Presiden sendiri saat awal-awal kepemimpinannya tahun 2015 lalu sudah menyatakan dengan tegas akan menindak siapa saja yang bermain dengan harga kebutuhan pokok. “Siapa pun yang main-main dengan harga kebutuhan pokok akan saya kejar,” ungkap dia saat menyikapi kecenderungan kenaikan harga beberapa kebutuhan pokok menjelang lebaran tahun itu.

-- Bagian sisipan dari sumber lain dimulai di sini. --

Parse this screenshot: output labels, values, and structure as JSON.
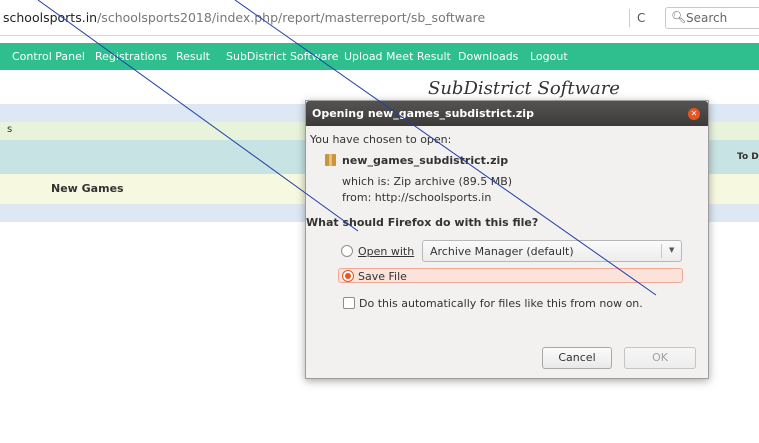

Sudah mendesak Pemerintahan Jokowi harus menata ulang industri nasional, khususnya yang bergerak di sektor penyediaan kebutuhan pokok masyarakat. Negara bersama rakyat, harus menjadi aktor utama di segala aspek yang menyangkut kebutuhan pokok seperti pendidikan, kesehatan, ketersediaan kebutuhan pokok lainnya. Dalam hal produksi dan distribusi kebutuhan pokok, tidak boleh diserahkan sepenuhnya kepada swasta. Negara dengan BUMN bersama usaha-usaha rakyat, baik itu koperasi maupun UMKM harus ikut terlibat dalam produksi dan distribusi, agar kebutuhan pokok masyarakat bisa dikendalikan oleh negara.
Ini sungguh ironis, bangsa kita memiliki perkebunan dan produksi kelapa sawit terbesar di dunia, tapi komoditas minyak goreng yang menjadi salah satu turunannya, kini harganya mahal dan ketersediaannya langka di pasaran. Ibarat ayam mati di lumbung padi. Minyak goreng mahal dan langka di tengah rimbunnya perkebunan kelapa sawit.
Menangkan Pancasila!
*) Penulis adalah Ketua Umum Partai Rakyat Adil Makmur (PRIMA)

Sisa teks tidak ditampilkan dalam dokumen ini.